5.10. Signing and encrypting messages

Since Zarafa 6.10 it is possible to use S/Mime certificates. Certificates enables the use of digitally signing emails and/or encrypting emails.

The description in this manual is the manual procedure. An automatic way to receive a certificate is to use Active Directory Services (ADS). The automatic method is not described in the client manual, but will be described in the server manual.
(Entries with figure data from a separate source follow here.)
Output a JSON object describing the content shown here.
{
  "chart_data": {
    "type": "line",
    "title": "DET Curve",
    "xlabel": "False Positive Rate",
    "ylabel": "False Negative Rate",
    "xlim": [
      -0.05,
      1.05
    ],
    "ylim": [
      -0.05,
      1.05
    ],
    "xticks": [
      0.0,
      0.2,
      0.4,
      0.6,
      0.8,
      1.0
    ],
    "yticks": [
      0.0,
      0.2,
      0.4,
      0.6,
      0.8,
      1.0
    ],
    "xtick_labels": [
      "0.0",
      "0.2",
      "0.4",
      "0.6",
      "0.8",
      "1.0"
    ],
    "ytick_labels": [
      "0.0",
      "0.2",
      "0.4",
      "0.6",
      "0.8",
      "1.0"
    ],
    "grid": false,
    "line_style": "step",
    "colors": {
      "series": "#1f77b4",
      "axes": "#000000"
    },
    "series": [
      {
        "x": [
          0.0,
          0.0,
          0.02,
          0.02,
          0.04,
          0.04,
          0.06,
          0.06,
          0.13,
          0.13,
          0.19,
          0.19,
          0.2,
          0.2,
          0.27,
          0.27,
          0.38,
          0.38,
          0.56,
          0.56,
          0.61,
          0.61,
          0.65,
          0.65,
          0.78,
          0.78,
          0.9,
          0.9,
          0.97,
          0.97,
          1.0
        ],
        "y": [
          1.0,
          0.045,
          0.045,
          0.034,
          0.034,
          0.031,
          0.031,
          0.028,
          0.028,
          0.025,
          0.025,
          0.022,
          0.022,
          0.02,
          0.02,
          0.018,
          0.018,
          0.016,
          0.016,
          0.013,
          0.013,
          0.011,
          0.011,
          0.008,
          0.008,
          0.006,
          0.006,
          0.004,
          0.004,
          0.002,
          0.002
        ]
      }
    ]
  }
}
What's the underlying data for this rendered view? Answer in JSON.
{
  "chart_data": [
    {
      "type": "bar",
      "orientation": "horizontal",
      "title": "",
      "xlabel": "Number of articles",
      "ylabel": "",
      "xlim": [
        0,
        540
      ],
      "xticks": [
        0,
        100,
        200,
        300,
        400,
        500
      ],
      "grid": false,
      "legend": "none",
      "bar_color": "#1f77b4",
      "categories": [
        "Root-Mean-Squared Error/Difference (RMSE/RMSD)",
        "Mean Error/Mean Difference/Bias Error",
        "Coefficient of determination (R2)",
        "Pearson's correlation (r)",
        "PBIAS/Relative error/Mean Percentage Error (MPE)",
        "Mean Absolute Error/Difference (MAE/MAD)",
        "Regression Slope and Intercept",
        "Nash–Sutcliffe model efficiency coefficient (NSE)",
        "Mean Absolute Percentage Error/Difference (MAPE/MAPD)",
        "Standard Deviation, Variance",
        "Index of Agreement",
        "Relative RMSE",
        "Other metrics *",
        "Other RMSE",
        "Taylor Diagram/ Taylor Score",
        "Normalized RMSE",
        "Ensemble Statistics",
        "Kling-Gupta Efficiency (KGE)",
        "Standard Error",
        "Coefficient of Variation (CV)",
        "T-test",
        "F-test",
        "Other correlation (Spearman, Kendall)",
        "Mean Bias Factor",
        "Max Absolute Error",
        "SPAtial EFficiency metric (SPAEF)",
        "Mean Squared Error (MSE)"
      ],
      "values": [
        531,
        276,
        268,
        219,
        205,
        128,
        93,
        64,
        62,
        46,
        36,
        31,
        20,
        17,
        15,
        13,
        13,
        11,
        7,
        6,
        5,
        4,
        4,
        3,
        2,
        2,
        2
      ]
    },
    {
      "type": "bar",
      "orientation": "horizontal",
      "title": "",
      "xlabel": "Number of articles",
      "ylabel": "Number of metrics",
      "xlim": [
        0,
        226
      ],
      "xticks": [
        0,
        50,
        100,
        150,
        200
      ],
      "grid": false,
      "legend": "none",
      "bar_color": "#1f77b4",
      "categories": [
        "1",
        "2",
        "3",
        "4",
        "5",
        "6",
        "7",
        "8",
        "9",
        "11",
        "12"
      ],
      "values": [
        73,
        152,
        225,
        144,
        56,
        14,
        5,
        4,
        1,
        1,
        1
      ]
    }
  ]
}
5.10.1. Retrieving a certificate

In order to get a certificate a registration at a Certificate Authority (CA) is needed. Multiple possibilities are available; one is to have the Active Directory (AD) act as a CA, the other is to subscribe to an independent CA, like CaCert (http://www.cacert.org/).

5.10.1.1. Certificates via AD

The company’s AD is configured to act as a CA:

Open Internet Explorer
Go to the following URL: http://<domainserver>/servcrt. If the URL is different, ask the systems administrator for the correct URL.
Click on Request a certificate and on the next page on User Certificate to generate a certificate.
The certificate will be placed into Outlook automatically.

5.10.1.2. Certificates via an independent CA

Go to the site of the CA.
Register the email address and create a certificate.
Use Firefox to retrieve the certificate.
In Firefox, go to Tools > Options > Tab Advanced > tab Encryption > button View Certificates.
5.14. ábra - Certificate Manager
Select the correct Certificate and Click Backup.
Enter a password.
Save the certificate as a PKCS12 file.
Open Outlook.
Go to Tools (if Outlook 2003: Options) > Security Tab > Click Import/Export… > Click Browse…
Select the correct .P12 file.
Enter the previous password.
Enter in the field Digital ID Name: the email address for which the certificate is meant.
Click button OK twice.

5.10.2. Check encrypted email settings

Go to Tools > Options > Security tab > click Settings….
Check if the field Security settings Name: contains the S/MIME settings for the email address.